Belonging for a Displaced Scholar
Dr. Nashwa Eassa is an Associate Professor of Physics at Al Neelain University in Sudan and a Cara Fellow in the Department of Physics at Imperial College London. On December 9, she spoke as a panel member at the Rosa Parks Symposium at the University of Bradford, themed “Belonging in a Changing World: Does my belonging threaten your belonging?” Her reflections explore what belonging means for scholars forced into displacement by war and instability.
When I was invited to the Rosa Parks Symposium, I had not consciously reflected on the question of belonging. It was not something I allowed myself to ask. As a forcibly displaced scholar, my attention was directed elsewhere, toward survival rather than belonging. Safety came first, then continuity, then the urgent task of not disappearing academically or personally. Belonging felt distant in the face of immediate loss.
Still, I was deeply grateful to take part in the 21st Rosa Parks Symposium and to contribute to this essential conversation.

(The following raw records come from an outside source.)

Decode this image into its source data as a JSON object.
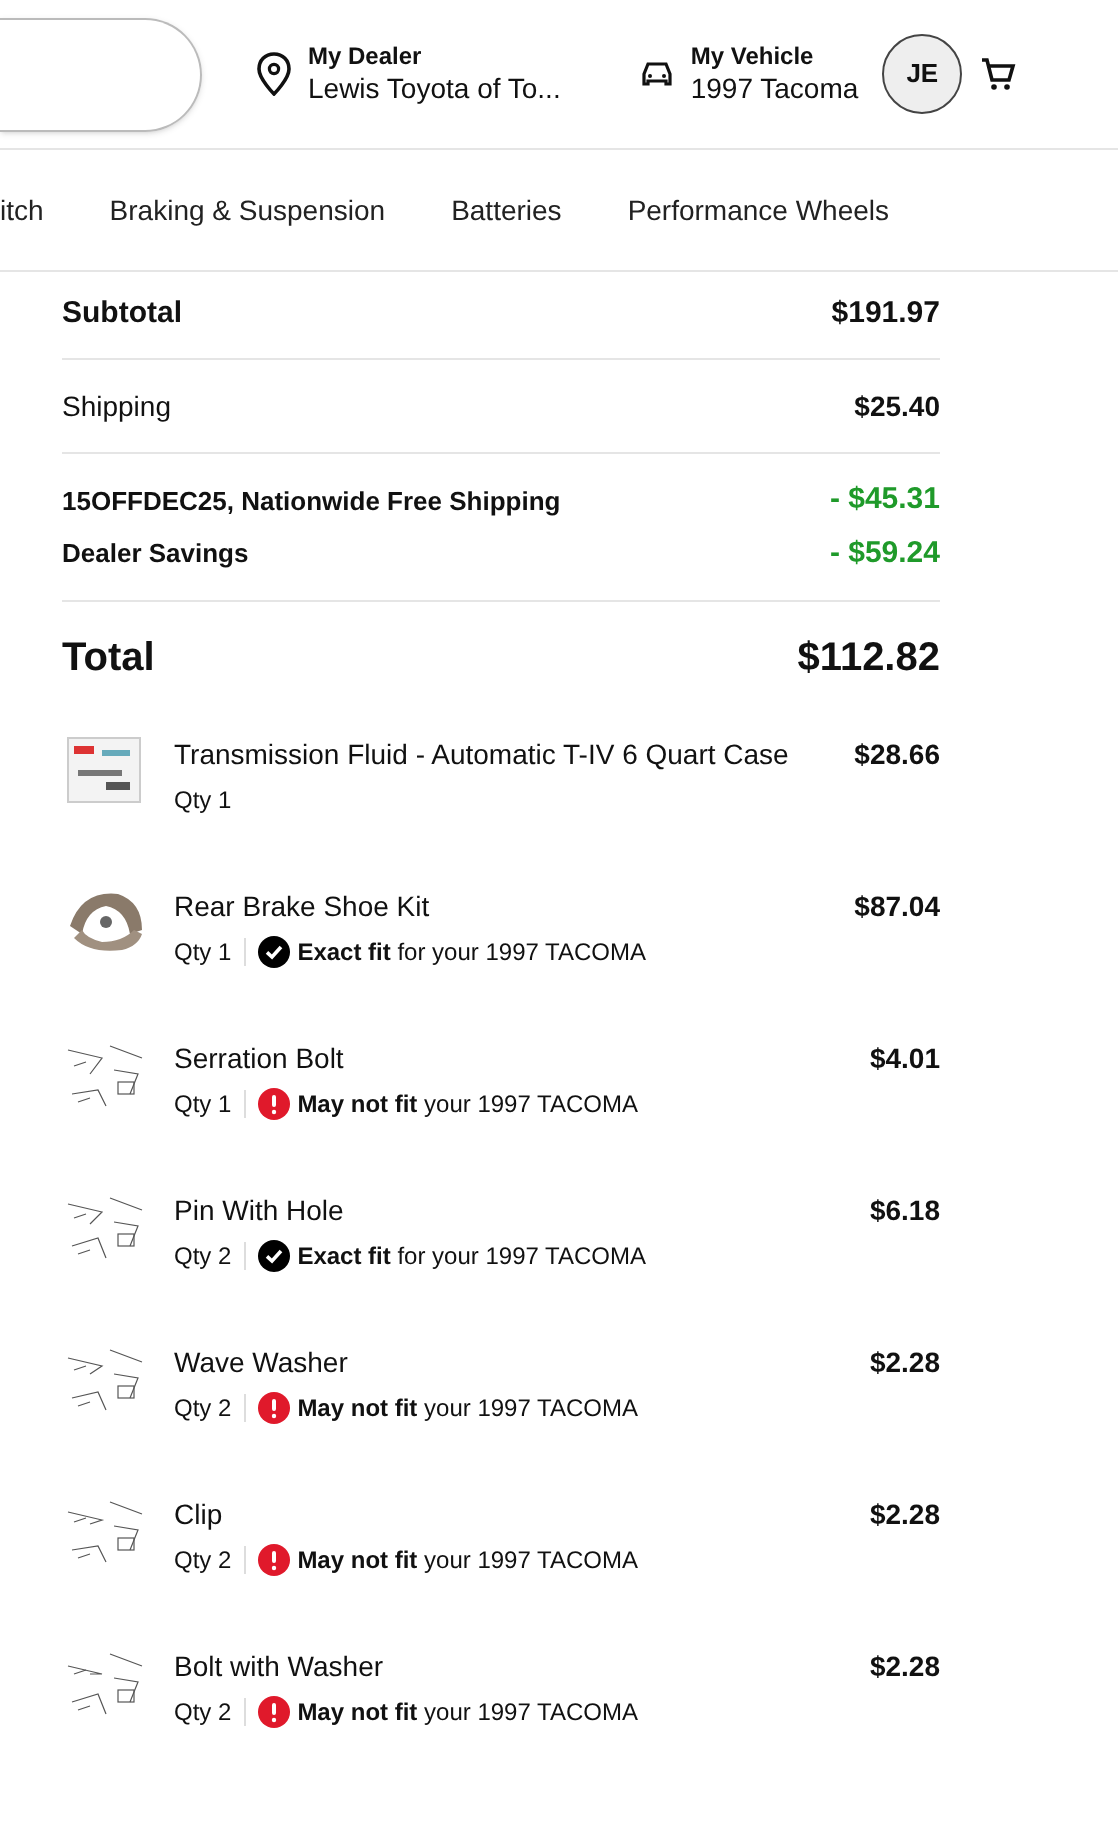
{
  "header": {
    "dealer": {
      "label": "My Dealer",
      "value": "Lewis Toyota of To..."
    },
    "vehicle": {
      "label": "My Vehicle",
      "value": "1997 Tacoma"
    },
    "avatar": "JE"
  },
  "nav": [
    "itch",
    "Braking & Suspension",
    "Batteries",
    "Performance Wheels"
  ],
  "summary": {
    "subtotal": {
      "label": "Subtotal",
      "value": "$191.97"
    },
    "shipping": {
      "label": "Shipping",
      "value": "$25.40"
    },
    "discounts": [
      {
        "label": "15OFFDEC25, Nationwide Free Shipping",
        "value": "- $45.31"
      },
      {
        "label": "Dealer Savings",
        "value": "- $59.24"
      }
    ],
    "total": {
      "label": "Total",
      "value": "$112.82"
    }
  },
  "items": [
    {
      "name": "Transmission Fluid - Automatic T-IV 6 Quart Case",
      "qty": "Qty 1",
      "price": "$28.66",
      "kind": "plain"
    },
    {
      "name": "Rear Brake Shoe Kit",
      "qty": "Qty 1",
      "price": "$87.04",
      "kind": "exact",
      "fit_label": "Exact fit",
      "fit_text": "for your 1997 TACOMA"
    },
    {
      "name": "Serration Bolt",
      "qty": "Qty 1",
      "price": "$4.01",
      "kind": "maybe",
      "fit_label": "May not fit",
      "fit_text": "your 1997 TACOMA"
    },
    {
      "name": "Pin With Hole",
      "qty": "Qty 2",
      "price": "$6.18",
      "kind": "exact",
      "fit_label": "Exact fit",
      "fit_text": "for your 1997 TACOMA"
    },
    {
      "name": "Wave Washer",
      "qty": "Qty 2",
      "price": "$2.28",
      "kind": "maybe",
      "fit_label": "May not fit",
      "fit_text": "your 1997 TACOMA"
    },
    {
      "name": "Clip",
      "qty": "Qty 2",
      "price": "$2.28",
      "kind": "maybe",
      "fit_label": "May not fit",
      "fit_text": "your 1997 TACOMA"
    },
    {
      "name": "Bolt with Washer",
      "qty": "Qty 2",
      "price": "$2.28",
      "kind": "maybe",
      "fit_label": "May not fit",
      "fit_text": "your 1997 TACOMA"
    }
  ]
}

For years, my life revolved around a clear mission, building world class scientific research in Sudan despite limited resources. I believed then, and still believe, that science is inseparable from society. Physics, for me, was a tool for development, for educating students, and for contributing to a country’s economic and intellectual future.
Then one morning, everything changed.
War exploded. Universities were destroyed. Laboratories disappeared. Students were displaced. Colleagues scattered across borders. Like millions of Sudanese, I was forced to leave my home, in search of safety.

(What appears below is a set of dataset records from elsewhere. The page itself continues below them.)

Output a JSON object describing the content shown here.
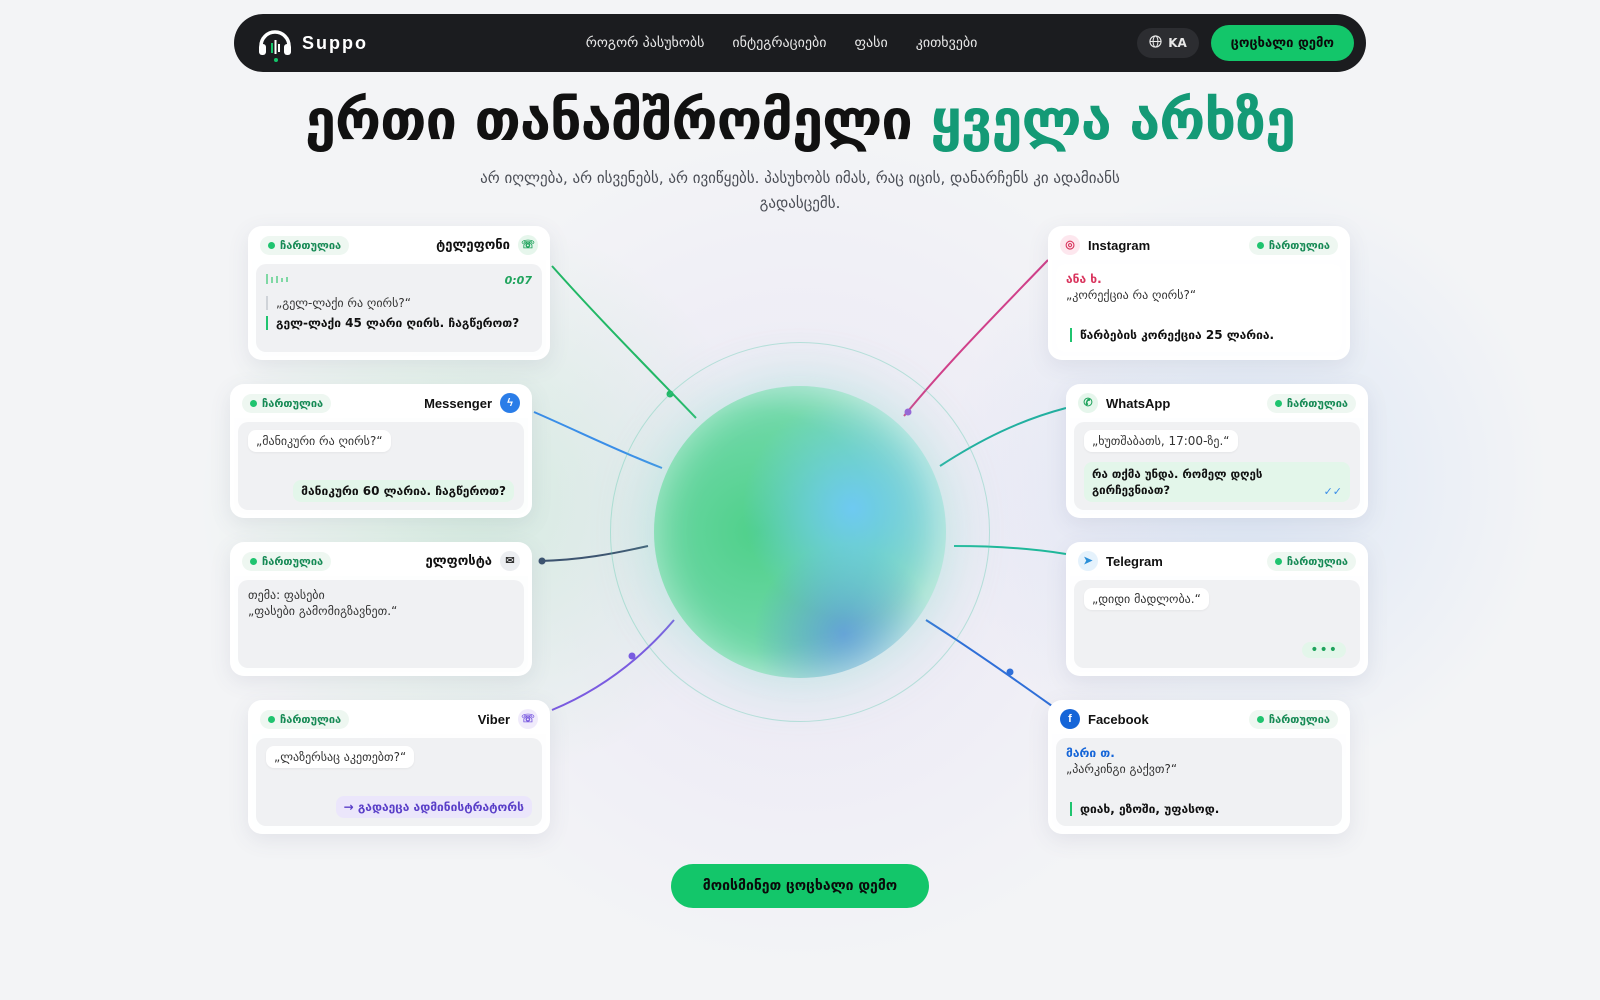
{
  "nav": {
    "brand": "Suppo",
    "links": [
      "როგორ პასუხობს",
      "ინტეგრაციები",
      "ფასი",
      "კითხვები"
    ],
    "lang": "KA",
    "demo_button": "ცოცხალი დემო"
  },
  "hero": {
    "title_main": "ერთი თანამშრომელი",
    "title_accent": "ყველა არხზე",
    "subtitle": "არ იღლება, არ ისვენებს, არ ივიწყებს. პასუხობს იმას, რაც იცის, დანარჩენს კი ადამიანს გადასცემს."
  },
  "cards": {
    "phone": {
      "status": "ჩართულია",
      "channel": "ტელეფონი",
      "timer": "0:07",
      "question": "„გელ-ლაქი რა ღირს?“",
      "answer": "გელ-ლაქი 45 ლარი ღირს. ჩაგწეროთ?"
    },
    "messenger": {
      "status": "ჩართულია",
      "channel": "Messenger",
      "question": "„მანიკური რა ღირს?“",
      "answer": "მანიკური 60 ლარია. ჩაგწეროთ?"
    },
    "email": {
      "status": "ჩართულია",
      "channel": "ელფოსტა",
      "subject": "თემა: ფასები",
      "question": "„ფასები გამომიგზავნეთ.“"
    },
    "viber": {
      "status": "ჩართულია",
      "channel": "Viber",
      "question": "„ლაზერსაც აკეთებთ?“",
      "handoff": "გადაეცა ადმინისტრატორს"
    },
    "instagram": {
      "status": "ჩართულია",
      "channel": "Instagram",
      "name": "ანა ხ.",
      "question": "„კორექცია რა ღირს?“",
      "answer": "წარბების კორექცია 25 ლარია."
    },
    "whatsapp": {
      "status": "ჩართულია",
      "channel": "WhatsApp",
      "question": "„ხუთშაბათს, 17:00-ზე.“",
      "answer": "რა თქმა უნდა. რომელ დღეს გირჩევნიათ?"
    },
    "telegram": {
      "status": "ჩართულია",
      "channel": "Telegram",
      "question": "„დიდი მადლობა.“"
    },
    "facebook": {
      "status": "ჩართულია",
      "channel": "Facebook",
      "name": "მარი თ.",
      "question": "„პარკინგი გაქვთ?“",
      "answer": "დიახ, ეზოში, უფასოდ."
    }
  },
  "cta": "მოისმინეთ ცოცხალი დემო",
  "colors": {
    "accent_green": "#13c66a",
    "title_accent": "#149a76",
    "nav_bg": "#1b1c1f"
  }
}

Arriving in a new academic environment, I carried two truths at once, relief at being safe and grief for everything left behind. I entered laboratories with my scientific expertise intact, accompanied by an unspoken question. Would I be seen first as a scientist, or as a displaced person?
Belonging, I learned, can be rebuilt, but only through intentional effort. I encountered colleagues who opened their laboratories without hesitation. Institutions like Cara that refused to let academic lives vanish quietly. A host supervisor and research group who treated me not as a case, a statistic, or a story, but as a peer.
At the same time, there are moments when the limits of belonging become visible. Restricted access to opportunities, temporary labels, and the persistent sense that one’s presence is conditional. This is where the symposium’s question becomes painfully real. Does my belonging threaten your belonging?
I reject the idea that belonging is a competition. Scholars shaped by conflict bring resilience, adaptability, ethical urgency, and global perspective. Our presence does not weaken academic spaces. It expands them. Knowledge grows stronger when shaped by multiple realities.
Belonging is also a process of reconnection and rediscovery. For displaced scholars, it often begins internally, through rebuilding an identity fractured by loss, before it can be affirmed by institutions or systems.
For me, real belonging is simple. It is the moment when I no longer need to justify my presence in the room. When I can build a future again through my science, contribute meaningfully to knowledge.
I close with the words of Rosa Parks, which remind us why these conversations matter.
“I believe we are here on the planet Earth to live, grow up and do what we can to make this world a better place for all people to enjoy freedom.”